September 11, 2019
Volume 2 Issue 37
FA-4 Oils Make Gradual Inroads
NEW ORLEANS – Although managers of heavy-duty truck fleets understand the fuel economy benefits of API FA-4 engine oils, many remain hesitant to use a lower-viscosity heavy-duty engine oil, an industry insider said at a conference here.
Fleet managers are very nervous about having multiple oil grades inside their terminals, Jason Bieneman, manager and head of technology for Mahle’s North American Engine Components Group, told Active Communication International’s U.S. Base Oils and Lubricants Summit on Aug. 29. “They don’t want to take the risk of putting that low-viscosity oil into another piece of equipment, having it fail in the field or have to replace it early,” Bieneman said. Concerns about ancillary equipment such as refrigeration units and auxiliary power units also come into play for fleet managers, he explained.
However, he noted, the fleet managers are aware of the FA-4 oils’ fuel economy benefits. “The flip side is they are not very happy about having to give up the fuel economy,” he said. “They’ve seen from that first oil change, that those trucks are able to get 1 to 2 percent better fuel economy – they’re able to actually measure it. They want to get there, and they want to get there as fast as they can. But they want to take a little bit of time until they’re able to start refreshing the full fleet at those terminals, and then they can completely switch over.”
Bieneman estimated the on-highway, class 8 truck fleet at about 3.5 million. “What’s produced and in-market since the 2017 release of FA-4 oil is about 9 percent of that fleet, or about 320,000 vehicles,” he said. Of that, among truck original equipment manufacturers only a small fraction allow the use of FA-4 oils in their trucks’ engines, he noted. “It’s getting down to maybe 100,000 to 110,000 vehicles that might be either compatible with or available with that oil,” Bieneman said, adding that’s “why the amount of [FA-4] oil volume being consumed is relatively low.”
FA-4 and CK-4 are the latest diesel engine oil categories from North America’s engine and lubricant industries. Introduced in December 2016, CK-4 was developed to provide improved performance in 2017 and older on-highway trucks, except for new trucks designed to meet a 2017 mandate limiting greenhouse gas emissions. Trucks subject to that regulation have fuel economy requirements, which FA-4 was developed to help achieve. But FA-4 was developed specifically for those 2017 trucks and not for use in ones made in previous model years.
Use of API FA-4 has been limited by the issue of backwards compatibility. The heavy-duty diesel fleet in North America averages 14.4 years in age. The older engines in service require a high-temperature, high-shear rate viscosity of at least 3.5 centiPoise, while API FA-4 specifies HTHS viscosity of 2.9 to 3.2 cP.
A myriad of factors hinder adoption of FA-4 oils, he said, including the very different demands imposed on trucks, depending on their usage. “Not all vehicles look the same,” he said. “Not all OEMs have the same starting point. Fleets are very diverse – delivery trucks, long-haul trucks and down to pickup trucks.”
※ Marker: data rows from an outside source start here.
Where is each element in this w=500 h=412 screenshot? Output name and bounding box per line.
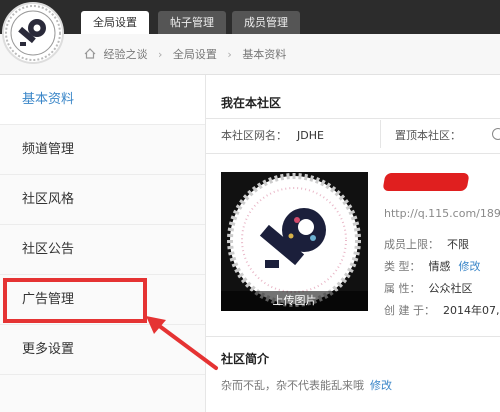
sidebar-item-channel-management[interactable]: 频道管理 bbox=[0, 125, 205, 175]
upload-image-button[interactable]: 上传图片 bbox=[221, 291, 368, 311]
tab-member-management[interactable]: 成员管理 bbox=[232, 11, 300, 34]
chevron-right-icon: › bbox=[227, 48, 232, 61]
breadcrumb-item-basic-info: 基本资料 bbox=[242, 48, 287, 61]
edit-type-link[interactable]: 修改 bbox=[459, 260, 481, 273]
sidebar-item-community-notice[interactable]: 社区公告 bbox=[0, 225, 205, 275]
chevron-right-icon: › bbox=[158, 48, 163, 61]
divider bbox=[206, 153, 500, 154]
key-logo-icon bbox=[5, 5, 61, 61]
section-title-intro: 社区简介 bbox=[221, 352, 270, 366]
highlight-box bbox=[3, 278, 147, 323]
info-member-limit: 成员上限： 不限 bbox=[384, 238, 469, 251]
sidebar-item-basic-info[interactable]: 基本资料 bbox=[0, 75, 205, 125]
tab-global-settings[interactable]: 全局设置 bbox=[81, 11, 149, 34]
annotation-arrow-icon bbox=[146, 316, 218, 370]
breadcrumb: 经验之谈 › 全局设置 › 基本资料 bbox=[84, 46, 286, 62]
sidebar-item-community-style[interactable]: 社区风格 bbox=[0, 175, 205, 225]
community-logo[interactable] bbox=[2, 2, 64, 64]
community-url[interactable]: http://q.115.com/1891 bbox=[384, 207, 500, 220]
redacted-name bbox=[382, 173, 470, 191]
edit-intro-link[interactable]: 修改 bbox=[370, 379, 392, 392]
divider bbox=[206, 336, 500, 337]
community-avatar[interactable]: 上传图片 bbox=[221, 172, 368, 311]
breadcrumb-item-global-settings[interactable]: 全局设置 bbox=[173, 48, 217, 61]
community-name-label: 本社区网名： JDHE bbox=[221, 129, 324, 142]
community-name-value: JDHE bbox=[297, 129, 324, 142]
breadcrumb-bar: 经验之谈 › 全局设置 › 基本资料 bbox=[0, 34, 500, 75]
info-created: 创 建 于： 2014年07, bbox=[384, 304, 500, 317]
community-intro-text: 杂而不乱，杂不代表能乱来哦 修改 bbox=[221, 379, 392, 392]
tab-post-management[interactable]: 帖子管理 bbox=[158, 11, 226, 34]
info-type: 类 型： 情感 修改 bbox=[384, 260, 481, 273]
pin-radio[interactable] bbox=[492, 128, 500, 140]
divider bbox=[380, 120, 381, 148]
home-icon[interactable] bbox=[84, 48, 100, 61]
section-title-my-community: 我在本社区 bbox=[221, 96, 282, 110]
divider bbox=[206, 118, 500, 119]
breadcrumb-item-community[interactable]: 经验之谈 bbox=[104, 48, 148, 61]
pin-community-label: 置顶本社区： bbox=[395, 129, 461, 142]
info-attribute: 属 性： 公众社区 bbox=[384, 282, 473, 295]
Ford Motor Co. in 2018 amended its engine oil guidance for small-engine diesel-powered pickups, including the diesel version of the F-150, to recommend API FA-4 oils. The decision represents a slight softening of the automaker’s cautious stance toward the newest diesel engine oil categories. Daimler’s North American subsidiary uses FA-4 for factory fill, and the company also recommends it for engines going back to model year 2010.
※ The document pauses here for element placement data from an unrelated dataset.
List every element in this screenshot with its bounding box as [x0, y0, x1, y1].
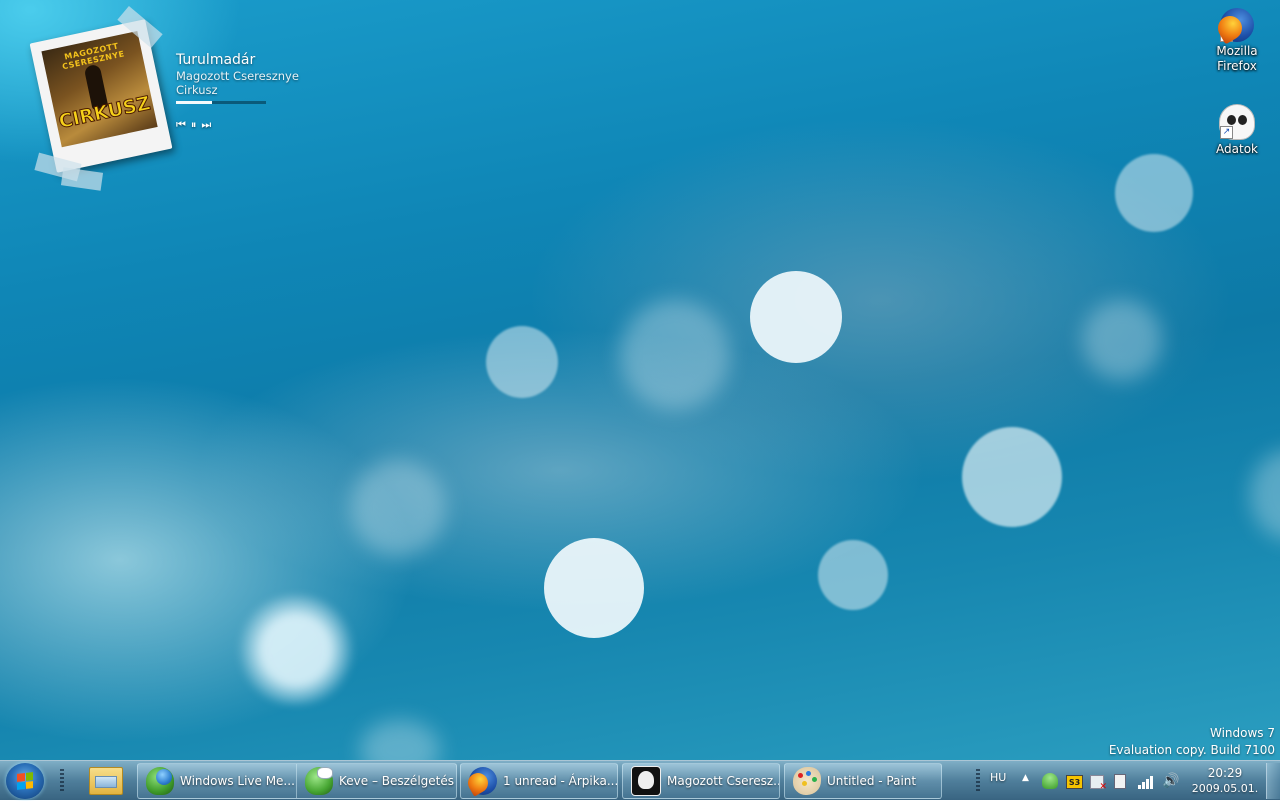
track-title: Turulmadár [176, 52, 256, 68]
signal-icon[interactable] [1138, 773, 1154, 789]
language-indicator[interactable]: HU [990, 771, 1006, 784]
wallpaper-bokeh [1115, 154, 1193, 232]
watermark-os-name: Windows 7 [1209, 726, 1275, 740]
clock-time: 20:29 [1207, 766, 1243, 780]
evaluation-watermark: Windows 7 Evaluation copy. Build 7100 [1109, 725, 1275, 759]
skull-icon: ↗ [1219, 104, 1255, 140]
desktop-icon-label: Adatok [1216, 142, 1258, 156]
taskbar-group-paint: Untitled - Paint [784, 763, 942, 799]
wallpaper-bokeh [236, 594, 356, 706]
media-player-gadget: MAGOZOTT CSERESZNYE CIRKUSZ Turulmadár M… [22, 5, 322, 191]
wallpaper-bokeh [962, 427, 1062, 527]
taskbar-button-messenger[interactable]: Windows Live Me... [138, 764, 296, 798]
show-hidden-icons-button[interactable]: ▲ [1022, 773, 1029, 783]
power-icon[interactable] [1114, 774, 1126, 789]
track-info: Turulmadár Magozott Cseresznye Cirkusz ⏮… [176, 52, 299, 132]
taskbar-button-paint[interactable]: Untitled - Paint [785, 764, 941, 798]
tray-grip[interactable] [976, 769, 980, 793]
taskbar-button-label: Windows Live Me... [180, 774, 295, 788]
previous-track-icon[interactable]: ⏮ [176, 118, 186, 132]
msn-messenger-icon [146, 767, 174, 795]
taskbar-button-label: 1 unread - Árpika... [503, 774, 617, 788]
taskbar-button-firefox[interactable]: 1 unread - Árpika... [461, 764, 617, 798]
track-artist: Magozott Cseresznye [176, 69, 299, 83]
wallpaper-bokeh [350, 460, 446, 556]
wallpaper-bokeh [544, 538, 644, 638]
wallpaper-bokeh [486, 326, 558, 398]
start-button[interactable] [6, 763, 44, 799]
wallpaper-bokeh [620, 300, 730, 410]
msn-status-icon[interactable] [1042, 773, 1058, 789]
track-album: Cirkusz [176, 83, 218, 97]
pause-icon[interactable]: ⏸ [191, 118, 196, 132]
msn-chat-icon [305, 767, 333, 795]
wallpaper-bokeh [360, 720, 440, 760]
taskbar-group-firefox: 1 unread - Árpika... [460, 763, 618, 799]
desktop-icon-adatok[interactable]: ↗ Adatok [1207, 104, 1267, 157]
taskbar-group-media-player: Magozott Cseresz... [622, 763, 780, 799]
explorer-folder-icon [89, 767, 123, 795]
taskbar: Windows Live Me... Keve – Beszélgetés 1 … [0, 760, 1280, 800]
network-error-icon[interactable] [1090, 775, 1107, 792]
firefox-icon: ↗ [1220, 8, 1254, 42]
taskbar-button-media-player[interactable]: Magozott Cseresz... [623, 764, 779, 798]
album-art: MAGOZOTT CSERESZNYE CIRKUSZ [41, 31, 158, 148]
desktop-icon-firefox[interactable]: ↗ Mozilla Firefox [1207, 8, 1267, 74]
next-track-icon[interactable]: ⏭ [201, 118, 211, 132]
clock[interactable]: 20:29 2009.05.01. [1190, 765, 1260, 797]
clock-date: 2009.05.01. [1191, 782, 1259, 795]
shortcut-arrow-icon: ↗ [1220, 29, 1233, 42]
watermark-build: Evaluation copy. Build 7100 [1108, 743, 1275, 757]
desktop-wallpaper: MAGOZOTT CSERESZNYE CIRKUSZ Turulmadár M… [0, 0, 1280, 760]
firefox-icon [469, 767, 497, 795]
taskbar-button-label: Untitled - Paint [827, 774, 917, 788]
shortcut-arrow-icon: ↗ [1220, 126, 1233, 139]
taskbar-group-messenger: Windows Live Me... Keve – Beszélgetés [137, 763, 457, 799]
paint-icon [793, 767, 821, 795]
playback-progress-bar[interactable] [176, 101, 266, 104]
volume-icon[interactable]: 🔊 [1162, 773, 1179, 789]
taskbar-button-label: Magozott Cseresz... [667, 774, 779, 788]
taskbar-button-chat[interactable]: Keve – Beszélgetés [296, 764, 457, 798]
s3-icon[interactable]: S3 [1066, 775, 1083, 789]
tape-decoration [60, 167, 104, 191]
show-desktop-button[interactable] [1266, 763, 1280, 799]
system-tray: HU ▲ S3 🔊 20:29 2009.05.01. [976, 761, 1280, 801]
playback-progress-fill [176, 101, 212, 104]
wallpaper-bokeh [1250, 450, 1280, 540]
wallpaper-bokeh [818, 540, 888, 610]
desktop-icon-label: Mozilla Firefox [1216, 44, 1258, 73]
taskbar-button-label: Keve – Beszélgetés [339, 774, 454, 788]
playback-controls: ⏮ ⏸ ⏭ [176, 118, 299, 132]
windows-logo-icon [17, 772, 33, 790]
taskbar-grip[interactable] [60, 769, 64, 793]
skull-icon [631, 766, 661, 796]
wallpaper-bokeh [1082, 300, 1162, 380]
wallpaper-bokeh [750, 271, 842, 363]
pinned-explorer-button[interactable] [80, 763, 130, 799]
Although low-viscosity engine oils have a role to play in helping meet tougher vehicle emissions standards, Bieneman noted that truck OEMs are pursuing many different ways to help meet those goals. “We know customers are looking at design of the truck, tires, trailers, aero packages – all those things to help them get to that number,” he said. Other technologies truck OEMs are using that have emissions reduction benefits include autonomous and semi-autonomous driving and predictive cruise control. Also gaining popularity are waste heat recovery systems which capture heat generated by the engine – whether from its exhaust or cooling system – and direct it back to the power train system.
Trucks for off-highway use present additional challenges because of the much different working environments, equipment uses and equipment ages, according to Bieneman. “Where it starts to get more interesting is diverse duty cycles and the extreme operating environments they are working in, which sometimes makes looking at the benefits of lower-viscosity oils a little more difficult for those operators,” he said.
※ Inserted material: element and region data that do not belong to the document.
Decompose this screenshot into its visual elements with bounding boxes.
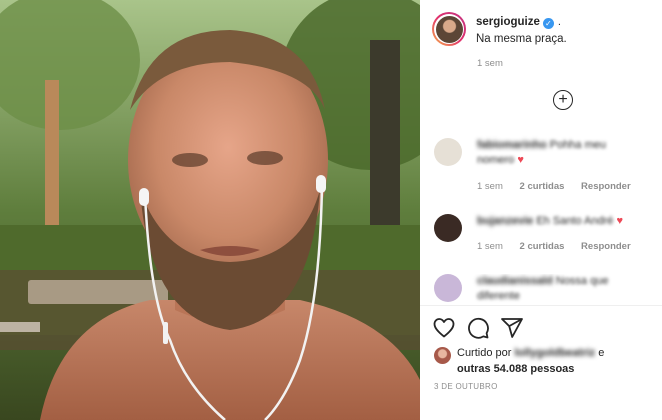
post-side-panel: sergioguize ✓. Na mesma praça. 1 sem + fa… [420, 0, 662, 420]
comment-meta: 1 sem 2 curtidas Responder [477, 241, 645, 252]
post-caption: Na mesma praça. [476, 33, 567, 45]
likes-others-count[interactable]: outras 54.088 pessoas [457, 363, 574, 375]
comment-text: Nossa que [555, 275, 609, 287]
comment-avatar[interactable] [434, 274, 462, 302]
caption-text-block: sergioguize ✓. Na mesma praça. [476, 14, 567, 47]
post-photo[interactable] [0, 0, 420, 420]
comment-body: claudianissald Nossa que diferente [477, 274, 652, 304]
comment-body: fabiomarinho Pohha meu nomero ♥ [477, 138, 652, 168]
caption-dot: . [557, 16, 561, 28]
comment-username[interactable]: claudianissald [477, 275, 553, 287]
comment-username[interactable]: bujanzevie [477, 215, 533, 227]
share-icon[interactable] [500, 316, 524, 340]
comment-likes[interactable]: 2 curtidas [520, 181, 565, 192]
comment-item: fabiomarinho Pohha meu nomero ♥ 1 sem 2 … [434, 138, 654, 198]
likes-summary: Curtido por lollygoldbeatriz e outras 54… [434, 345, 654, 377]
comment-text: nomero [477, 154, 515, 166]
load-more-comments-icon[interactable]: + [553, 90, 573, 110]
liker-avatar[interactable] [434, 347, 451, 364]
comment-body: bujanzevie Eh Santo André ♥ [477, 214, 652, 229]
comment-avatar[interactable] [434, 214, 462, 242]
comment-heart-emoji-icon: ♥ [616, 215, 623, 227]
post-date: 3 DE OUTUBRO [434, 382, 498, 391]
caption-row: sergioguize ✓. Na mesma praça. [432, 12, 567, 47]
reply-button[interactable]: Responder [581, 241, 631, 252]
author-username[interactable]: sergioguize [476, 16, 540, 28]
comment-text: diferente [477, 290, 520, 302]
comment-item: claudianissald Nossa que diferente [434, 274, 654, 304]
actions-divider [420, 305, 662, 306]
likes-prefix: Curtido por [457, 347, 512, 359]
avatar-inner-ring [434, 14, 464, 44]
likes-conjunction: e [598, 347, 605, 359]
comment-likes[interactable]: 2 curtidas [520, 241, 565, 252]
comment-time: 1 sem [477, 181, 503, 192]
photo-illustration [0, 0, 420, 420]
verified-badge-icon: ✓ [542, 18, 554, 29]
comment-icon[interactable] [466, 316, 490, 340]
reply-button[interactable]: Responder [581, 181, 631, 192]
author-avatar-image [435, 15, 463, 43]
comment-text: Pohha meu [549, 139, 606, 151]
comment-meta: 1 sem 2 curtidas Responder [477, 181, 645, 192]
comment-text: Eh Santo André [536, 215, 614, 227]
likes-text: Curtido por lollygoldbeatriz e outras 54… [457, 345, 654, 377]
comment-avatar[interactable] [434, 138, 462, 166]
author-avatar[interactable] [432, 12, 466, 46]
comment-username[interactable]: fabiomarinho [477, 139, 547, 151]
post-actions [432, 316, 534, 340]
heart-icon[interactable] [432, 316, 456, 340]
comment-heart-emoji-icon: ♥ [517, 154, 524, 166]
comment-item: bujanzevie Eh Santo André ♥ 1 sem 2 curt… [434, 214, 654, 264]
liker-username[interactable]: lollygoldbeatriz [514, 347, 595, 359]
caption-timestamp[interactable]: 1 sem [477, 58, 503, 69]
comment-time: 1 sem [477, 241, 503, 252]
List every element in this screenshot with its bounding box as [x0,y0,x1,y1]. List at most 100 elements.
Bieneman noted that some of the bigger challenges stem from the need to operate the trucks at remote sites, where it can be difficult to get oil in general, but also difficult to get multiple grades of oil. “Repairs being done on-site provides some interesting challenges, with the higher likelihood of introducing debris and dust into the engine when repairing it,” he explained. “So now that we have those coming in, we get that in the lubrication system and tend to see accelerated wear rates.”